By 1969, Hounsfield had convinced EMI to support construction of a prototype CT scanner and was operating it successfully. Internal funds were in short supply, so for subsequent models Hounsfield obtained partial support from Britain's Department of Health and Social Security (DHSS). In 1971, DHSS bought a prototype and underwrote the cost of constructing four more. By this time, the prototype scanner was being used in clinical trials in a London hospital and was attracting the interest of both radiologists and medical instrument makers. EMI introduced its first scanner in 1972, and in the same year EMI sold its first scanner in the United States. Hounsfield published a paper describing the instrument in the British Journal of Radiology in 1973. [39] By late 1975, 10 companies were offering scanners, but only EMI, Ohio-Nuclear, and Pfizer were actually delivering.

Georgetown University Medical School wanted its own CT scanner but thought the cost of about $350,000 was excessive, so a faculty member, R. S. Ledley, put together a group to build one that would accommodate an entire body. Ledley's design was basically EMI's but used a Fourier transform as the image reconstruction algorithm. The instrument was completed in 1973 and subsequently patented. Ledley set up his own company, which was quickly bought out by Pfizer. Not surprisingly, EMI later sued for patent infringement.

Meanwhile, in 1975, EMI introduced a whole-body scanner. Ohio-Nuclear, affiliated with the Cleveland Clinic, also entered the market.
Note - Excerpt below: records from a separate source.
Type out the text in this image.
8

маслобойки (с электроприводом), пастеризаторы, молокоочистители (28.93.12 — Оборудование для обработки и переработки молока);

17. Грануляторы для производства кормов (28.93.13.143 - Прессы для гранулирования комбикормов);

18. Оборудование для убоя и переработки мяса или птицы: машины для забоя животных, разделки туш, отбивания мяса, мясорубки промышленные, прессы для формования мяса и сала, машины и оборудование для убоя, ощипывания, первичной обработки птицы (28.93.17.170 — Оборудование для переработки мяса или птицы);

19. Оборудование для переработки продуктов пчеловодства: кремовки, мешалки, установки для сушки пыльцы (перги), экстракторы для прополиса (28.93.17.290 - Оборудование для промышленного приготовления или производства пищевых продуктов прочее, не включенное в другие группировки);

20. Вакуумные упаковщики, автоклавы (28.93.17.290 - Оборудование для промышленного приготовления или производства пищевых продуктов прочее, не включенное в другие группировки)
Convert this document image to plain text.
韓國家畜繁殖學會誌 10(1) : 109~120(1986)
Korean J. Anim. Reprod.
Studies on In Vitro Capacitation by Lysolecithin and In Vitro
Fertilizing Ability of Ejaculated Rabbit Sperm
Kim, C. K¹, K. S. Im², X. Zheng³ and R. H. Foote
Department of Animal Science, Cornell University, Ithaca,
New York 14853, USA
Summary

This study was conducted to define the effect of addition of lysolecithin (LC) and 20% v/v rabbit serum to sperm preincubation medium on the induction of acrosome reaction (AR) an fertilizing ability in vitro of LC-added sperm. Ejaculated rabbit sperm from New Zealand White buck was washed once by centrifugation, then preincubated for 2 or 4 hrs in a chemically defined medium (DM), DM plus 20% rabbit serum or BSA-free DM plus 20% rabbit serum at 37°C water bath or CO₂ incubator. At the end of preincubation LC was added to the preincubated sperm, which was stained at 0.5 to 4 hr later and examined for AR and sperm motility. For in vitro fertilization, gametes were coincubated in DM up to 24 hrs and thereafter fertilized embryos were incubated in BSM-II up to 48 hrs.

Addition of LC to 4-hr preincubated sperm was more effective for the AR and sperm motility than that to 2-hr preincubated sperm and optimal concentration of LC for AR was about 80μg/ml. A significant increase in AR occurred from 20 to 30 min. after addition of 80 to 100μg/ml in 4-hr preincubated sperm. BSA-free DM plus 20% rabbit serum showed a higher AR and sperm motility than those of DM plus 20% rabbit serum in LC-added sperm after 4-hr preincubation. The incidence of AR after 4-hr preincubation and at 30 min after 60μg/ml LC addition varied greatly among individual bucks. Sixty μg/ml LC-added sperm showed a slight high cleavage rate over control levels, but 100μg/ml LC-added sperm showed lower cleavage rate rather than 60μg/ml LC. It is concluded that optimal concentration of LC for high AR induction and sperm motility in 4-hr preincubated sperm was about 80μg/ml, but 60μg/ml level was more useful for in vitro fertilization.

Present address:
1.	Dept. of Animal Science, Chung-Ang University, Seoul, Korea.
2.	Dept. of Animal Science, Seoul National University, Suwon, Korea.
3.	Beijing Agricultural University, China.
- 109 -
In 1977, EMI continued to dominate the world market with a 60% share, and by 1978, 15 companies had entered the market. These companies were of two types: established X-ray equipment manufacturers who felt threatened by the new technology and firms seeking to enter a new market in the hope of quick profits. General Electric entered the field in 1978 and quickly achieved market dominance through a combination of market recognition carried over from its X-ray machines, fan beam technology[40], and, as a large R&D-intensive company, the ability to focus technical and financial resources quickly. EMI sued Technicare of Ohio-Nuclear, Pfizer, and GE for patent infringement in 1977 and 1978, but EMI suffered major financial losses in 1978 and 1979. The company was acquired by Thorn Electrical Industries in 1979. Thorn-EMI's market share fell to 37% in 1980. At this time Thorn-EMI tried to sell its scanner interests to GE, but GE was advised by the U.S. Justice Department that this might violate antitrust law, so GE acquired all of EMI's non-U.S. operations. Part of GE's deal was to resolve the patent suit with EMI.
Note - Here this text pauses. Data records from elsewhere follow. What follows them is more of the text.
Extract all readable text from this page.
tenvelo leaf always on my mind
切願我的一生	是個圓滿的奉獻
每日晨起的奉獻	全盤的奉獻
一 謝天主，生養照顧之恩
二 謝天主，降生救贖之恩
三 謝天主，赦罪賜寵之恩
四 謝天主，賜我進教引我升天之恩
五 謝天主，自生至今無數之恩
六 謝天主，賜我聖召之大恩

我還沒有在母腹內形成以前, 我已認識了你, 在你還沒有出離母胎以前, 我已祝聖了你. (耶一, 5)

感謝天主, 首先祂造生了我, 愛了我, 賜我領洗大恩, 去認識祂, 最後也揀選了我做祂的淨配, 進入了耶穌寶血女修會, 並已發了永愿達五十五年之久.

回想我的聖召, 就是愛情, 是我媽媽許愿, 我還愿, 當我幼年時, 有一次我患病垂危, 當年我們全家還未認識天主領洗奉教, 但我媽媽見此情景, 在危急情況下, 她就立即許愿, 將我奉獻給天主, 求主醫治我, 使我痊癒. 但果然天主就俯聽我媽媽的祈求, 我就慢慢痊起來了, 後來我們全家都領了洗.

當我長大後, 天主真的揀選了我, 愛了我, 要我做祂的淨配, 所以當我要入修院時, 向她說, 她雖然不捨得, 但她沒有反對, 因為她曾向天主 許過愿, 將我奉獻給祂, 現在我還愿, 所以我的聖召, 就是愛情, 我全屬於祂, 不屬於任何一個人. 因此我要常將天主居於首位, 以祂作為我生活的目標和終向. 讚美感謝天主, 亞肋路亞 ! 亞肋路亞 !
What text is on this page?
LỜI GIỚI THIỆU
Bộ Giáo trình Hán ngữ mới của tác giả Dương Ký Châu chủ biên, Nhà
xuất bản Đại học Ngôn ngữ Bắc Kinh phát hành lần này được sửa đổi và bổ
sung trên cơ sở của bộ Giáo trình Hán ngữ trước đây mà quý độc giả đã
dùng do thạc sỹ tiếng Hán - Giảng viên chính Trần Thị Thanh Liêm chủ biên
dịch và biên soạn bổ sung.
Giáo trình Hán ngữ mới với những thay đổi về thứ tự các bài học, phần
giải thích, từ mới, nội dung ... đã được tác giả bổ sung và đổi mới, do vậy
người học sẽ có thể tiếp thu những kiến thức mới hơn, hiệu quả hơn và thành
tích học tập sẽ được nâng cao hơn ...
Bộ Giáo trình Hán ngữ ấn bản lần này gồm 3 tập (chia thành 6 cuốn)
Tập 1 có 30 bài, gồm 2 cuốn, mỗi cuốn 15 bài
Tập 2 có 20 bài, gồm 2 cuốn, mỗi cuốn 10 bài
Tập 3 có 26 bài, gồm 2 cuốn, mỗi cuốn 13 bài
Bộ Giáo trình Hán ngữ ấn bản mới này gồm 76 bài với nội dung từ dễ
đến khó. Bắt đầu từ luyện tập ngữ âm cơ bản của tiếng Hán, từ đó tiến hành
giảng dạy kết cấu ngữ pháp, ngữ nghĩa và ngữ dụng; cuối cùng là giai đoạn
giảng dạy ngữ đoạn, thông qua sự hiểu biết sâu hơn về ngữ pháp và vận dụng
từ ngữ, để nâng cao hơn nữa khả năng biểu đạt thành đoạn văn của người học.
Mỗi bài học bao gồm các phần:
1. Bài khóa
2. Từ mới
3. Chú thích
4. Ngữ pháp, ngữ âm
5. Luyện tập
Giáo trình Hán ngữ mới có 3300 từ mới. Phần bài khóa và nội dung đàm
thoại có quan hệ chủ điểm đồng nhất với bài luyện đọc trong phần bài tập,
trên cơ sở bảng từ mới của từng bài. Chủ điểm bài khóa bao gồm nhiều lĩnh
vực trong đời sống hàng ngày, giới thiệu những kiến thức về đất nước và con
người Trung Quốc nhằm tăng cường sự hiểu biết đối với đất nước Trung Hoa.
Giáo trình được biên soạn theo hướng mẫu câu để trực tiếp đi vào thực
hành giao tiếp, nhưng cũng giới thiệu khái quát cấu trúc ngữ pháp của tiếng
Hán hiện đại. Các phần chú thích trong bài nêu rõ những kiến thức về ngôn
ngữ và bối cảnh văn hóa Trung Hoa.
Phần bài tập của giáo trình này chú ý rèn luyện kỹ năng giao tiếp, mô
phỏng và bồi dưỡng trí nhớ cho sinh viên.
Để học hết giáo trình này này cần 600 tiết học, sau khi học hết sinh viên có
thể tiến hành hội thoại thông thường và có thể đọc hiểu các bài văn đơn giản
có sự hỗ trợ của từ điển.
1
By 1977, a combination of factors had led to declining sales and profits, signaling the beginning of an initial shakeout of the industry. In EMI's case, the company was unable to continue to invest the huge sums in R&D required to stay at the forefront of technology. Profits shrank as the market tightened in response to government (both U.S. and U.K.) efforts to control health care costs. For the most part, it was the X-ray instrument suppliers who had the resources to remain viable. This situation was already being reflected in the market positions of leading firms in 1979:

Thus the CT scanner represents the contribution largely of industry researchers and engineers, drawing on some long-standing ideas and existing technology. Success in the marketplace was due primarily to the name recognition in hospitals and medical schools of established X-ray instrument manufacturers who had the financial resources to withstand the shakeout. The relevance of CT to MRI is that CT introduced the concept of computerized imaging rather than direct imaging, as in photography. Also, the profits that accrued to CT manufacturers such as General Electric provided the resources to mount an intensive development of MRI, once its promise became evident (SRI interview with Walter Robb, March 19, 1996). The evolution of MRI resembles a combination of the intellectual history of NMR and the industrial experience of CT scanners, but with some interesting twists.